Cash Flow, Profit and the Third Kind - "Don't Count Your Chickens..."
“Mark-to-Market” is an unfamiliar term to the general public, but in laymen terms and in the business world, it basically equates to the accounting method Enron used to deceive its investors by reporting future revenue values of a customer against current expenses.
Wikipedia states “For one contract, in July 2000, Enron and Blockbuster Video signed a 20-year agreement to introduce on-demand entertainment to various U.S. cities by year-end. After several pilot projects, Enron recognized estimated profits of more than $110 million from the deal, even though analysts questioned the technical viability and market demand of the service. When the network failed to work, Blockbuster pulled out of the contract. Enron continued to recognize future profits, even though the deal resulted in a loss. (USA Today)”
Even though ‘Mark-to-Market’ can be a questionable accounting practice by publicly traded companies if used in the wrong context I have seen many small and medium sized businesses deceive themselves with these same accounting practices. This accounting principal may not be on paper but it gives the business owner a false sense of their companies real value based on future revenues that may or may not come.
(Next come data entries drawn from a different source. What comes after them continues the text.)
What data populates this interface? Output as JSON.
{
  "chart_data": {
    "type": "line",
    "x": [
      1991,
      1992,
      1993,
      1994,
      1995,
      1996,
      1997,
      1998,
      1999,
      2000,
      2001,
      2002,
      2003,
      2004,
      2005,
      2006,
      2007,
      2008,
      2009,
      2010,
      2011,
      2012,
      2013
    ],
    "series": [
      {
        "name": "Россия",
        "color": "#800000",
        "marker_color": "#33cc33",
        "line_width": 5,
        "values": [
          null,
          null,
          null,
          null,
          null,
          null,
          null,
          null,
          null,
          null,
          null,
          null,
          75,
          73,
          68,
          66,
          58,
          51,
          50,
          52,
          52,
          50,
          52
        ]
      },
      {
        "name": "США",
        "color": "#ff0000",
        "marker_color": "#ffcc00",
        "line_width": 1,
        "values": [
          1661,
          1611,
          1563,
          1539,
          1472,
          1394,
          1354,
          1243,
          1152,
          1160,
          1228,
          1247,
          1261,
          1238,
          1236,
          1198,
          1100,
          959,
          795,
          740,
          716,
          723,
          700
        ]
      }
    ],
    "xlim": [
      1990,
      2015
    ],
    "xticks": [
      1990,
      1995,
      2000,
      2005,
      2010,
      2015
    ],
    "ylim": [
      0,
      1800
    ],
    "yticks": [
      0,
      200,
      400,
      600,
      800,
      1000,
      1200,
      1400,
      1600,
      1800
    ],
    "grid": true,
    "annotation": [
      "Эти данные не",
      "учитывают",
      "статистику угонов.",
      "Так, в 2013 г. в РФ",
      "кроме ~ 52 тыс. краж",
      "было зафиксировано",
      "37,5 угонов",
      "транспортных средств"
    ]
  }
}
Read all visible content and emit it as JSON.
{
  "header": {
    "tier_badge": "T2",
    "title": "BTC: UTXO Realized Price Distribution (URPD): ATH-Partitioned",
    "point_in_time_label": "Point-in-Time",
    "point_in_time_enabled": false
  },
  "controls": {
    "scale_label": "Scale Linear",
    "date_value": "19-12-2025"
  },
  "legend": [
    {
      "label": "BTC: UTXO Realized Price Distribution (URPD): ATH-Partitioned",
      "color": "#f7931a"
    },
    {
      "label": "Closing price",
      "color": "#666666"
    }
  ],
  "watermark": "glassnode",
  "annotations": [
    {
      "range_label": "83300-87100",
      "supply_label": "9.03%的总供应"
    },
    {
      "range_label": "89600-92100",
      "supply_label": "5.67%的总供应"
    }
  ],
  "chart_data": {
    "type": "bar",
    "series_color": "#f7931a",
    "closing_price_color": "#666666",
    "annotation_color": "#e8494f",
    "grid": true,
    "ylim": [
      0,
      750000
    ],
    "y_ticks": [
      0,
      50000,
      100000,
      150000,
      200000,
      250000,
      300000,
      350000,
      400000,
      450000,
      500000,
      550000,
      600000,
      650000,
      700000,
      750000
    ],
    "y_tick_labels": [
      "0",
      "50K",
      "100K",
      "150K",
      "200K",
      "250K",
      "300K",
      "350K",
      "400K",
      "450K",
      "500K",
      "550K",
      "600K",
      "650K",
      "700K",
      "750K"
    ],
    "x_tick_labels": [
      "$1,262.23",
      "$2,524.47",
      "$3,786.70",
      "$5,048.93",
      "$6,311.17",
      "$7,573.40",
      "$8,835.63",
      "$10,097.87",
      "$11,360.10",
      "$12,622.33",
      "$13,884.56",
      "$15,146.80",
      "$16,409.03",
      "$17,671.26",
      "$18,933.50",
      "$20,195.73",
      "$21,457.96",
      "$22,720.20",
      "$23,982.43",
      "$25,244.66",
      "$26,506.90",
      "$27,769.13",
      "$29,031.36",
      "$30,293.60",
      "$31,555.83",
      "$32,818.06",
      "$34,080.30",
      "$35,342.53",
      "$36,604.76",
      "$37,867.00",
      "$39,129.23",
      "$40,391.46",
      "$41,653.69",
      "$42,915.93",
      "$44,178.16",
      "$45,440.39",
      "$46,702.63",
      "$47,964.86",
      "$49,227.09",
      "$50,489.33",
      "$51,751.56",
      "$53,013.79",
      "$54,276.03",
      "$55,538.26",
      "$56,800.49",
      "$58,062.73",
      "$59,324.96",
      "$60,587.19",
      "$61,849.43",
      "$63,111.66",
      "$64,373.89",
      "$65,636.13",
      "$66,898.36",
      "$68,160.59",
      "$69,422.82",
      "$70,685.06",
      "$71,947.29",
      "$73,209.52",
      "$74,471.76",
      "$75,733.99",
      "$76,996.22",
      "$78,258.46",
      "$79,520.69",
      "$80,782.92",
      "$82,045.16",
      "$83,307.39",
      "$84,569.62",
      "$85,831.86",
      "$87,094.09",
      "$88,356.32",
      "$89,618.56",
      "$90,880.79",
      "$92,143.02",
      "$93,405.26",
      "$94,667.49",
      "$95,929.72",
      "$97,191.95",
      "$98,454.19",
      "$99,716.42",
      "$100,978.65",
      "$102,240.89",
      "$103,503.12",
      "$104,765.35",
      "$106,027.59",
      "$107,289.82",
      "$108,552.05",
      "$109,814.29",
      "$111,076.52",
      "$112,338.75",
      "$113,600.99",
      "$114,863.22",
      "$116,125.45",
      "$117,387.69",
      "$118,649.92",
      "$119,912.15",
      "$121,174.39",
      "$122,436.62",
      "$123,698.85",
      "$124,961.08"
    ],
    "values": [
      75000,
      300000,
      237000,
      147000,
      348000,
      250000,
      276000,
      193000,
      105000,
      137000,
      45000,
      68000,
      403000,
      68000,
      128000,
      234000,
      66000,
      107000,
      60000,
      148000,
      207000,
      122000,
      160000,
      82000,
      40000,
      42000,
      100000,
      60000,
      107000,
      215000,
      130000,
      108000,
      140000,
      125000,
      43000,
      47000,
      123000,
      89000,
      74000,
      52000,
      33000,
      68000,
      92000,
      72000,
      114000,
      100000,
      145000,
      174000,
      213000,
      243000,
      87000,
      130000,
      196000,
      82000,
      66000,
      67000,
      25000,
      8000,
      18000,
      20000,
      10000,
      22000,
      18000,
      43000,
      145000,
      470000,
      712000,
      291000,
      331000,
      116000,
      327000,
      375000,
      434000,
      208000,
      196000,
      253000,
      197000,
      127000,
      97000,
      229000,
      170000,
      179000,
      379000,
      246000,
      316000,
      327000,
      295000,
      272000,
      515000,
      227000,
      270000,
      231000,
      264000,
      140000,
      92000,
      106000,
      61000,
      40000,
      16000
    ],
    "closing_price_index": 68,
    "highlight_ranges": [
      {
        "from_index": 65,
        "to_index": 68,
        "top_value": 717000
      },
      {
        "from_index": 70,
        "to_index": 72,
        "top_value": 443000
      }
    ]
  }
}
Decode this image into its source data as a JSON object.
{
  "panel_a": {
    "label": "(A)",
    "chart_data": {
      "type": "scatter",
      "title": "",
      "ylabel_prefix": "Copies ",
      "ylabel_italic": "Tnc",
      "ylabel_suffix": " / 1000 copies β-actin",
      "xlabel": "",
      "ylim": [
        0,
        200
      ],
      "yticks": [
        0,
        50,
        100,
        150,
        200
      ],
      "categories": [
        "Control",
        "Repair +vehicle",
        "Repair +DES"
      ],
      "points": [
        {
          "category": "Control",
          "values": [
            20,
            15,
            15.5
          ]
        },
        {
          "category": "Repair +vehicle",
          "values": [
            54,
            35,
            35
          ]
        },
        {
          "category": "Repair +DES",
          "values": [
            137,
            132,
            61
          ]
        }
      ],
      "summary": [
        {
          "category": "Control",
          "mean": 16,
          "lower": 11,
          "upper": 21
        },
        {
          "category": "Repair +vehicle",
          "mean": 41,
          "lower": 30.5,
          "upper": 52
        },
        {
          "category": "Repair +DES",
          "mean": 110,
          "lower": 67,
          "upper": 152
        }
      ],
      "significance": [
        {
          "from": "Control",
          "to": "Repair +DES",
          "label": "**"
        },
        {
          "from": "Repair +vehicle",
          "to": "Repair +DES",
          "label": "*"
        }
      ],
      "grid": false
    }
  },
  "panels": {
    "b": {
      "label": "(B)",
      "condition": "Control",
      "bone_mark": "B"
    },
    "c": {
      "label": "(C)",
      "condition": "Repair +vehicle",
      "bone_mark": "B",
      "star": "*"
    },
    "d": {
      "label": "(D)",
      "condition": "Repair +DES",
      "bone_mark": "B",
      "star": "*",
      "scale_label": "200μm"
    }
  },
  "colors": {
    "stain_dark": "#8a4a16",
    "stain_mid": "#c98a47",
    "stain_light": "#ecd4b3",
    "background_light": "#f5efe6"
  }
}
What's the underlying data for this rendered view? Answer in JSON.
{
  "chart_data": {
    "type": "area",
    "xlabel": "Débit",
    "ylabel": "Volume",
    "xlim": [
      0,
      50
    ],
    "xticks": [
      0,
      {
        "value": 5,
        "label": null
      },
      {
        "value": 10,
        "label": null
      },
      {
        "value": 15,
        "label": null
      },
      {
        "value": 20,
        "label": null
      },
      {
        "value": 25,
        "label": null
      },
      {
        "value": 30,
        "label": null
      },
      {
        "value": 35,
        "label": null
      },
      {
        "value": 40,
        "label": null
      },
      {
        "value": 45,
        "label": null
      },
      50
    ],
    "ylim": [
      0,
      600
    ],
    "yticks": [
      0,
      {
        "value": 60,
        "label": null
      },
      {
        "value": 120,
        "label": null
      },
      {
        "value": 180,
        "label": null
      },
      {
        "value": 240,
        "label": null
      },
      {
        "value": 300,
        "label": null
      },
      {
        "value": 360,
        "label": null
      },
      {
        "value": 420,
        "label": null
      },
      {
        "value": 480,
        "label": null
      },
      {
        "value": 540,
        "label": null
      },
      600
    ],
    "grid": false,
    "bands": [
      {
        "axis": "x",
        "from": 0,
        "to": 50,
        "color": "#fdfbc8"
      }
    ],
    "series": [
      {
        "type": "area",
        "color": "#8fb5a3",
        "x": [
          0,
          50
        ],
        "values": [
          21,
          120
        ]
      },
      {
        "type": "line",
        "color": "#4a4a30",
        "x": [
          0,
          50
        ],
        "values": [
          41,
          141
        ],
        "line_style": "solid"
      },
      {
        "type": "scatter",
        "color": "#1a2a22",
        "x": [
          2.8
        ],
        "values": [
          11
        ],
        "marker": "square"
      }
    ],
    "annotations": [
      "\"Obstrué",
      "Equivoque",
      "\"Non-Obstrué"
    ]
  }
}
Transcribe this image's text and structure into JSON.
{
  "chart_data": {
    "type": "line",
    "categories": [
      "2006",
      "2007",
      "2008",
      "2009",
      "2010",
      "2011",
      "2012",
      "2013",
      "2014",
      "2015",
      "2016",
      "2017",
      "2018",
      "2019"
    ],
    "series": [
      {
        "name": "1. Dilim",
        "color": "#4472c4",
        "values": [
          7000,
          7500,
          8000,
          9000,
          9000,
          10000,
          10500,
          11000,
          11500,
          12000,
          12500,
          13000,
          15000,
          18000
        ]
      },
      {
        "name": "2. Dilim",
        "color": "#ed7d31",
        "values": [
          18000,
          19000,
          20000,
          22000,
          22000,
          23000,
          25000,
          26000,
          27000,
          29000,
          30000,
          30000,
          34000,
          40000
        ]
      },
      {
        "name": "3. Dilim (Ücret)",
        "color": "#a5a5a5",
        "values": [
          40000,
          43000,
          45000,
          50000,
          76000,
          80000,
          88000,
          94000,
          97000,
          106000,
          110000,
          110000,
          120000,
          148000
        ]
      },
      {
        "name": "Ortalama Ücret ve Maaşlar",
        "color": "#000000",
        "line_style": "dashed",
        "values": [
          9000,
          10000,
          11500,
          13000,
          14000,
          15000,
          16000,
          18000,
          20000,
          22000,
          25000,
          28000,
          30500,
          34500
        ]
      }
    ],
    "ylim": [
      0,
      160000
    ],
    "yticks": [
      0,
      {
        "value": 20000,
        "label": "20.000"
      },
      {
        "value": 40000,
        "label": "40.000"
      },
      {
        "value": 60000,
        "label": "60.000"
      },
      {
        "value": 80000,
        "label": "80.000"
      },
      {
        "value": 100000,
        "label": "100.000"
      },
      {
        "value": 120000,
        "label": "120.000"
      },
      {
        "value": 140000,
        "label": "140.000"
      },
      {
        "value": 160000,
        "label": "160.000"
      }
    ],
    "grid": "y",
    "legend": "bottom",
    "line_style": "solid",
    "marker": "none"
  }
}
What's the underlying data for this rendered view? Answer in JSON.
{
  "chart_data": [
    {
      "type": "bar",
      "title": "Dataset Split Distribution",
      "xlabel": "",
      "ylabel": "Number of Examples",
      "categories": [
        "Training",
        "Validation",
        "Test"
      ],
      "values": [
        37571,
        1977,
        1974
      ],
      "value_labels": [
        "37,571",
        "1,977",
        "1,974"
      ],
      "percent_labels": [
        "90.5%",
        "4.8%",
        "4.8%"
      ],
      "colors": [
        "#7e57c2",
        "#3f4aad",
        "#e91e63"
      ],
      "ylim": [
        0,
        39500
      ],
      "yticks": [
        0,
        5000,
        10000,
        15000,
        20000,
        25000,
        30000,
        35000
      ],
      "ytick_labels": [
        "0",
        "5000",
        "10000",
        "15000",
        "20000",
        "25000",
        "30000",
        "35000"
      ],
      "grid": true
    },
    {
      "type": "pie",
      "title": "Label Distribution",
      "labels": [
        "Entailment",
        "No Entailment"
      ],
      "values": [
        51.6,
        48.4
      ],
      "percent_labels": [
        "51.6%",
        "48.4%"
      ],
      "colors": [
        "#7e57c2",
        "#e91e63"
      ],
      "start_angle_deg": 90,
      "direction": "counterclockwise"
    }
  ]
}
The way this deception works is a dentist, office supply company or pest control company (or whomever) wrongly anticipates the increasing value of a current customer one to two to five years from now.
These wrong customer values are derived from two sources:
First, the assumption their good or service will have a higher market price in the future (and therefore generate more revenue) than the present.
Secondly, the assumption that a customer at present will still be a customer in the future.
These assumptions have devastating effects when a business owner makes purchasing decisions (current expenses) on this supposed future customer revenue.
The Parable - don’t count your chickens before they hatch. Don’t spend money you don’t have.